昔からバックパッカーの沈没地帯として有名なカトマンズ。適度な都会感と物価安、そしてインドよりも人がよくインドビザの延長に滞在する人が多いネパール。数十年前から生活費のかからない・自由な場所。居心地のいい場所として有名である。インドのように人がうるさくなくおとなしい。
2015年04月にマグニチュード7.0〜8.0の大地震が発生しカトマンズにある有名寺院であるダルバール広場やスワヤンブナートなどが修復不可能と呼ばれるほどの損害を受けた。現在も各国の支援を受けて修復中。

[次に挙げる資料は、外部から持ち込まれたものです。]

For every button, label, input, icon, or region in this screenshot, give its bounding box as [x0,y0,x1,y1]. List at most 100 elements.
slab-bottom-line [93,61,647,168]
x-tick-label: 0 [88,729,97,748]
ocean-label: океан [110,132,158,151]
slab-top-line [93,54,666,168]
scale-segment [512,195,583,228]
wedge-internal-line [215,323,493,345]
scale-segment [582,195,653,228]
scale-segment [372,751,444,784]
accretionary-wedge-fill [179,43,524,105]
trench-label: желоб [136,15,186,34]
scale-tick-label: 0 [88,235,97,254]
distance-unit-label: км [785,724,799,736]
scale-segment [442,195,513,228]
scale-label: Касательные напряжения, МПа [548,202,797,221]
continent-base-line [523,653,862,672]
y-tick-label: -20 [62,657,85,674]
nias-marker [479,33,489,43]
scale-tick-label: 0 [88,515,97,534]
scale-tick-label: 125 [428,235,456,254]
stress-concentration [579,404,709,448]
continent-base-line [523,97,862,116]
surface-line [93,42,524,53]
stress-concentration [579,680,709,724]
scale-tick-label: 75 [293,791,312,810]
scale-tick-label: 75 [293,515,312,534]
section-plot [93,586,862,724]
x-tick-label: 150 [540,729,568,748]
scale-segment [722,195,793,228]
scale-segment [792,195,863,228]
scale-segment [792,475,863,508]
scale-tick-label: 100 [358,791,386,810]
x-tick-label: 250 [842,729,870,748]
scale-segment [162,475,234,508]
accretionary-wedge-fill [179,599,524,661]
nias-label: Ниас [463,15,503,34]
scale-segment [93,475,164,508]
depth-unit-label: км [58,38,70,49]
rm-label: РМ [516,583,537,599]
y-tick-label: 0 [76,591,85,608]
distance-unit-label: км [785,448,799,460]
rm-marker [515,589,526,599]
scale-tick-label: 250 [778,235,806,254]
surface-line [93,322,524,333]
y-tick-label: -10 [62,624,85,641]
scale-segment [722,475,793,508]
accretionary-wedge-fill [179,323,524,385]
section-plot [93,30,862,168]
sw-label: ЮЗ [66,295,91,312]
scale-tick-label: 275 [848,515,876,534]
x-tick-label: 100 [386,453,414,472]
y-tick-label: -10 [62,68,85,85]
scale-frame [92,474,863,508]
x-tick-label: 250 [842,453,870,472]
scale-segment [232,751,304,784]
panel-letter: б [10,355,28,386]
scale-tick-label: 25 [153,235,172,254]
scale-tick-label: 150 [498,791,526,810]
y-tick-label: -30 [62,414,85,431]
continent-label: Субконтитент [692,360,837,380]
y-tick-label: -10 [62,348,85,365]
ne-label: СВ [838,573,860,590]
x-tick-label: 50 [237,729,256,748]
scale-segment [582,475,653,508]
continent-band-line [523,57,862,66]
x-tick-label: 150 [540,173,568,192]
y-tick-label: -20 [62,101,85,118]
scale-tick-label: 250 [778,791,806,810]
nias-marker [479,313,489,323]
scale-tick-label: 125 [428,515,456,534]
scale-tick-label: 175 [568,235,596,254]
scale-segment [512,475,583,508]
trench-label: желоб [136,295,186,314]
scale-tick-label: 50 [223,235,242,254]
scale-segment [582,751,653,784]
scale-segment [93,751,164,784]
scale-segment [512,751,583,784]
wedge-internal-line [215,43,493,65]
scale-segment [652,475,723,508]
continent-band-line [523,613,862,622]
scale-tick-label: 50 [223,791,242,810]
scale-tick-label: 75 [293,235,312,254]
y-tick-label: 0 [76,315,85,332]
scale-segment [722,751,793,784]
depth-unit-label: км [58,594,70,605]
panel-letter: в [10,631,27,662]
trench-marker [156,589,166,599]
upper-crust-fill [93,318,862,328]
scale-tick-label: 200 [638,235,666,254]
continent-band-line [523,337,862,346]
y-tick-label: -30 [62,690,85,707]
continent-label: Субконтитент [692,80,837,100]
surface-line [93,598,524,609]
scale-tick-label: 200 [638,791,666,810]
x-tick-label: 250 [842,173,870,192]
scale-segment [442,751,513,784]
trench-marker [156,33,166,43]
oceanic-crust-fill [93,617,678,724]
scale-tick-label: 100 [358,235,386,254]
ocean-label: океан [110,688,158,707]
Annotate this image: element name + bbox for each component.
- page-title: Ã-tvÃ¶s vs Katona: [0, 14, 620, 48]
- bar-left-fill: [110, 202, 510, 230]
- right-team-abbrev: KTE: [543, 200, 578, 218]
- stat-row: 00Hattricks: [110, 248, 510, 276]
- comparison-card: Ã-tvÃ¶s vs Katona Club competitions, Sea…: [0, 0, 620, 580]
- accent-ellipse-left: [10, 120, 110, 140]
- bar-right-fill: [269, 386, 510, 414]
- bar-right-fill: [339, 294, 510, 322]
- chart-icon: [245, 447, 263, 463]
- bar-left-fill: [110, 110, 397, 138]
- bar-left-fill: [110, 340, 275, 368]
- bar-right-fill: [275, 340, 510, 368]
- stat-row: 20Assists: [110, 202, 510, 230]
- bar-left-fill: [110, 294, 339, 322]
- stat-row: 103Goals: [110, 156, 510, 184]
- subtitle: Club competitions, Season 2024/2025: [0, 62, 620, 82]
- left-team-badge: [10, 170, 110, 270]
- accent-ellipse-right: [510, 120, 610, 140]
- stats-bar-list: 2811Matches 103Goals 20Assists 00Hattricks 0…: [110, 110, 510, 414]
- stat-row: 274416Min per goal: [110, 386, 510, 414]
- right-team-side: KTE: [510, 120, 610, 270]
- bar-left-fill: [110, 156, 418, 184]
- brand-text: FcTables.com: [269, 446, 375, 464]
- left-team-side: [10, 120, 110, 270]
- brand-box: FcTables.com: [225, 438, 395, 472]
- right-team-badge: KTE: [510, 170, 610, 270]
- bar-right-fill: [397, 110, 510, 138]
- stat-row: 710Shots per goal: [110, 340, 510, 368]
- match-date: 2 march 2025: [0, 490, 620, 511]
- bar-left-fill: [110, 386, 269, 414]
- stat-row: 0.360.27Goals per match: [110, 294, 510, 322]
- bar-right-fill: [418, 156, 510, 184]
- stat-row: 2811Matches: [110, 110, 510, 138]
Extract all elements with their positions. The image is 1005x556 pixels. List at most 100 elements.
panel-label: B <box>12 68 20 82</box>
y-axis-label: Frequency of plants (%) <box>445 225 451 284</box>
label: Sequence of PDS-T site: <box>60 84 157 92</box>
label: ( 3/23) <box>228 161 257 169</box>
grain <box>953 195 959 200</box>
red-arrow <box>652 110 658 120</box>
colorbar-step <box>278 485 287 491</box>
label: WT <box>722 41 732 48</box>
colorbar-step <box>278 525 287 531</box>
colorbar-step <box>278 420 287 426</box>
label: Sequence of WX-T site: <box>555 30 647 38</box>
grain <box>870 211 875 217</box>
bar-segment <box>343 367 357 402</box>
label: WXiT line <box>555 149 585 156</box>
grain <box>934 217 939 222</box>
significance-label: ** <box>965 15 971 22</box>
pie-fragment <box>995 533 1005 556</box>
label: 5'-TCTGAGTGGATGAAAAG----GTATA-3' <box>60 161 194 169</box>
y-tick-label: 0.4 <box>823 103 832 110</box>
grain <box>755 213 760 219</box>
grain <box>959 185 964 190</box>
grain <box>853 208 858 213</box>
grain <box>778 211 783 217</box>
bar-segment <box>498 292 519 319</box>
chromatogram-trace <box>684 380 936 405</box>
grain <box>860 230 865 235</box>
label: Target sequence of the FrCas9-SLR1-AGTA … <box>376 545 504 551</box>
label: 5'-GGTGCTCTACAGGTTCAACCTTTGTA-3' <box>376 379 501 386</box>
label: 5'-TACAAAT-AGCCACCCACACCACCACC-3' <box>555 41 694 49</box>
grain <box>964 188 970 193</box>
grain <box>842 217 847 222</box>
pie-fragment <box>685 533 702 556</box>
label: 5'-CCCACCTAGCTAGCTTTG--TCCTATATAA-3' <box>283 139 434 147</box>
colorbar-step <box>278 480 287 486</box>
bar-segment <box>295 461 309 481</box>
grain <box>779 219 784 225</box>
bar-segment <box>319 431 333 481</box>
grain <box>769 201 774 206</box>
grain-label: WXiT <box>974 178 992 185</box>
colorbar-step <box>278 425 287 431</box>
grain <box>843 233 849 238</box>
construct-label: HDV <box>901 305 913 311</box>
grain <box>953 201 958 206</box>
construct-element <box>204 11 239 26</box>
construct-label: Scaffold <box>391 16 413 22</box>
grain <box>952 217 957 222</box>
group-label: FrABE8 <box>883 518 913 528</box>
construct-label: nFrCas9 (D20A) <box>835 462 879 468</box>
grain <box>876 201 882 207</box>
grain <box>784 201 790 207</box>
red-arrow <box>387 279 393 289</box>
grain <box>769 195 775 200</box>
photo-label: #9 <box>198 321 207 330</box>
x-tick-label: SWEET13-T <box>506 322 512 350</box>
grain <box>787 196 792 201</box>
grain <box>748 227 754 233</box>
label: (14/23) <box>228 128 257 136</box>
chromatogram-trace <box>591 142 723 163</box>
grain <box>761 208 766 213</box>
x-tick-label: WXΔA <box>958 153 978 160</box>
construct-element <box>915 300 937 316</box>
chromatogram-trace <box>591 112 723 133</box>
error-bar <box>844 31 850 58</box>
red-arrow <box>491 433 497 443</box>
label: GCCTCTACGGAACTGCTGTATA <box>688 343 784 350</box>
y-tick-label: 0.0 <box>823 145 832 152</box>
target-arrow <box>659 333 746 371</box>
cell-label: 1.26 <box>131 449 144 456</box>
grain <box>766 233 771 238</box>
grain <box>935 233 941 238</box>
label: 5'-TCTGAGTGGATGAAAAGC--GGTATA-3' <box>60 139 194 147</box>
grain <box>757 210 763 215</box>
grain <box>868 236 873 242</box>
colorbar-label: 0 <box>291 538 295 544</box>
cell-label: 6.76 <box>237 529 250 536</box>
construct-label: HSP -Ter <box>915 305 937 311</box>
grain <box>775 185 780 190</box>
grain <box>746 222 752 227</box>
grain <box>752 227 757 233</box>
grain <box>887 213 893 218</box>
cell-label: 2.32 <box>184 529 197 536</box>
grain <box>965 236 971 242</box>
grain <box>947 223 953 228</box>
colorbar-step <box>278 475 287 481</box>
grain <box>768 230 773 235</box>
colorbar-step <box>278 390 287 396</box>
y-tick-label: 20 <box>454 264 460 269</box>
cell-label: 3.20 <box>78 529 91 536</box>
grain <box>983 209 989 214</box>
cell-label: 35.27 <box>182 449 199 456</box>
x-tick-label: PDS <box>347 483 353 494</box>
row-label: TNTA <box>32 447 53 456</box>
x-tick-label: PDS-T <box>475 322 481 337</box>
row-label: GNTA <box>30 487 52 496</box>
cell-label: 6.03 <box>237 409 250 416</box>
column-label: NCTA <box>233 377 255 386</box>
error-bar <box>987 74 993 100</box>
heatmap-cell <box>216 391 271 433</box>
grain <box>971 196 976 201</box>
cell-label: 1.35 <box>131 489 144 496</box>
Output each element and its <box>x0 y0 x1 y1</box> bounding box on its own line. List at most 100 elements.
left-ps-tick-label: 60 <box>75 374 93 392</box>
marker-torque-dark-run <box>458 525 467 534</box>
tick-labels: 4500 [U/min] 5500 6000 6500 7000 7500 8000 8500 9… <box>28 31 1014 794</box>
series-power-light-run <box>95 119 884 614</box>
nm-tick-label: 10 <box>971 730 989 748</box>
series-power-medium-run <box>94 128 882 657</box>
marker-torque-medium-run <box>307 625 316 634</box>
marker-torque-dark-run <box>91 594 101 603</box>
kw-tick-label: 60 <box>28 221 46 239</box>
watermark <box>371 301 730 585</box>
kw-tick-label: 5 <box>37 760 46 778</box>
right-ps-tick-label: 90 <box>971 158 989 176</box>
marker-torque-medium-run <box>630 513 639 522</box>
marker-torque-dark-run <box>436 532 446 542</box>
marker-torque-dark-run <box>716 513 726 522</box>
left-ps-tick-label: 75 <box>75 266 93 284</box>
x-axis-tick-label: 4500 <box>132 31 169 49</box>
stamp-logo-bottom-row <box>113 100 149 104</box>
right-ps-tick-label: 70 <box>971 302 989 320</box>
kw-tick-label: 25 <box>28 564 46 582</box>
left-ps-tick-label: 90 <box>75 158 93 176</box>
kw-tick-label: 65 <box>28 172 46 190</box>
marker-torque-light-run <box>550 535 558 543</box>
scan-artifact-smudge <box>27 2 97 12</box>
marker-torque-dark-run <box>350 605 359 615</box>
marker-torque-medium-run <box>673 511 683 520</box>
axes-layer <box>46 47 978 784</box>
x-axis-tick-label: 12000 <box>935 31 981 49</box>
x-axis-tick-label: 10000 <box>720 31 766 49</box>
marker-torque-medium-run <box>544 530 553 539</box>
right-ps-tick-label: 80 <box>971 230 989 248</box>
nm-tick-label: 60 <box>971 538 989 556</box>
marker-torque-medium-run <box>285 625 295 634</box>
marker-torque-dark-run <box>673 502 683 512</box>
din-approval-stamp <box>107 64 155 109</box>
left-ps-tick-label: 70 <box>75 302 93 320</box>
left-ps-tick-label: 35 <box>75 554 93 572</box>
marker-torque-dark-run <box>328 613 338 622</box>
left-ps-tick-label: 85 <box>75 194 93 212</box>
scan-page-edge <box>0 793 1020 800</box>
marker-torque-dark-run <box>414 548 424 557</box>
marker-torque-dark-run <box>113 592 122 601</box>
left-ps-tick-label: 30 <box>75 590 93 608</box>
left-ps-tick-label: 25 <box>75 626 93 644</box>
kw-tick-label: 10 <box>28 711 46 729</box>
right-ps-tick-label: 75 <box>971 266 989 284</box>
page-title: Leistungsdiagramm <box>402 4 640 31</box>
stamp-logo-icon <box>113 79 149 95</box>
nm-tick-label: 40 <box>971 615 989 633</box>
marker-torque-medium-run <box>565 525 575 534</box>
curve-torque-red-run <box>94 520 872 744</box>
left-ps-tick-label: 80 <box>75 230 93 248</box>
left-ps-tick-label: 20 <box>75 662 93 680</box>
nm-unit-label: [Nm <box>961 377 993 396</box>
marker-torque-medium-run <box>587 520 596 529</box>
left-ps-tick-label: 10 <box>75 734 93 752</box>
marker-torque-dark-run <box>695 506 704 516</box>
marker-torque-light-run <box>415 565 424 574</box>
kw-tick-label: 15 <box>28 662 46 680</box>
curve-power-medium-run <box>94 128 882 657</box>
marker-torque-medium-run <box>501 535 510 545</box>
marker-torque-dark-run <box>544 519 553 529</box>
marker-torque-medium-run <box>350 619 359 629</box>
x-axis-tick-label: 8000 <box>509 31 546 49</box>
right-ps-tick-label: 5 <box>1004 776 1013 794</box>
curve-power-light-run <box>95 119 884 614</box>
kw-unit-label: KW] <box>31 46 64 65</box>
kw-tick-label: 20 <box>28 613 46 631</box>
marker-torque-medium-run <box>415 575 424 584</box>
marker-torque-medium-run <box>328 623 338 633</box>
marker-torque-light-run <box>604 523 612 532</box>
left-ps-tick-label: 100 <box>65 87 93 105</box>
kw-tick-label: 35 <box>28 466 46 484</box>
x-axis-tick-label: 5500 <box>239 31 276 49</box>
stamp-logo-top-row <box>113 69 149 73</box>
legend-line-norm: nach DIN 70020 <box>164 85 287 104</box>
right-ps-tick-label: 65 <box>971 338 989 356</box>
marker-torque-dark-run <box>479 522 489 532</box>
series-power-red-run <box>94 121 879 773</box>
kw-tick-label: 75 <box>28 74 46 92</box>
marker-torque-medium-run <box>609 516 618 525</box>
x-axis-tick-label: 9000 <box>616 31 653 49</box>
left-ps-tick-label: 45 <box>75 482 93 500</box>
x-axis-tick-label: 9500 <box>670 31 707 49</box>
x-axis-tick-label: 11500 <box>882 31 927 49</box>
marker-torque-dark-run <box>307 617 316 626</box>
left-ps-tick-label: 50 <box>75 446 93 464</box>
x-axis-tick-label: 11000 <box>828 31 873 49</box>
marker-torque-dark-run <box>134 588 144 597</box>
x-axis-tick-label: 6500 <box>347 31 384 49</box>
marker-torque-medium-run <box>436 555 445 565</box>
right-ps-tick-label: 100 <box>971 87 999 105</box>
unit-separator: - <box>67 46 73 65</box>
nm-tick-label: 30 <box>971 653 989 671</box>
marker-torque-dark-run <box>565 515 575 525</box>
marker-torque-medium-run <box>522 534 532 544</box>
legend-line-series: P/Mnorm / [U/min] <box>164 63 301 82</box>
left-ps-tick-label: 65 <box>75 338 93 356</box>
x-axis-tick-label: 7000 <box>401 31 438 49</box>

初めて訪れたのは2014年。今回の訪問は2018年。
4年ぶりに訪れたネパールはいろいろな事が変わっていた。首都カトマンズは旅人のバイブル沢木耕太郎の「深夜特急」にも登場する。
はじめに
(染料で染めた水鉄砲で打ち合う少年たち)
筆者のRonin(Ronin@ No more work)です!
窓を開けたら外は普段と違う雰囲気になっていた。
4泊5日のアンナプルナトレッキングから帰ってきた。荷物をポカラの常宿にあずけていた僕は宿に戻り、またしばらくノンビリと過ごす事に決めていた。このホテルはネットは遅いし、トイレの水は止まらないが一泊400₨と言う安さとオーナーの人懐っこさも相まってついつい延泊してしまうホテルだった。
部屋の外にあるガタンガタンと座りの悪い机の上でPCを開いて次の訪問先を探していた。どうやら窓の外がガヤガヤと騒がしい。部屋に戻り窓の外を見ると沢山の子供達がワイワイ騒いでいる。おや?みんなカラフルになっているぞ? いったいぜんたいなんだろう。
ヒンドゥーの春まつり!ホーリー祭を体験!!
(お祭りでぶっかけ合う染粉を売る売り子のオジサン)
カメラを持って通り慣れたフェア湖の周りを散策する事にした。
ホテルのエントランスを通ろうとすると「ホーリー!ホーリー!!」と宿の恰幅のいいオーナーが笑顔で僕に話しかけてくる。そうか!これが噂に聞いていたホーリー祭か!!
僕は日本を出発する前でも全くホーリー祭はチェックしていなかった。
これはかなりの幸運だ!
今回の旅行で全く計画していなかったホーリー祭。
それが朝起きてホテルの前を見れば開催されているではないか。僕の友人知人も「一度は行ってみたいなぁ」と言っていたホーリー祭。
なんともラッキーなタイミングで参加出来る事になってしまった。宿を一歩外に出ると、欧米人向けのオープンテラス風なレストランからは爆音の歌謡曲が聞こえてくる。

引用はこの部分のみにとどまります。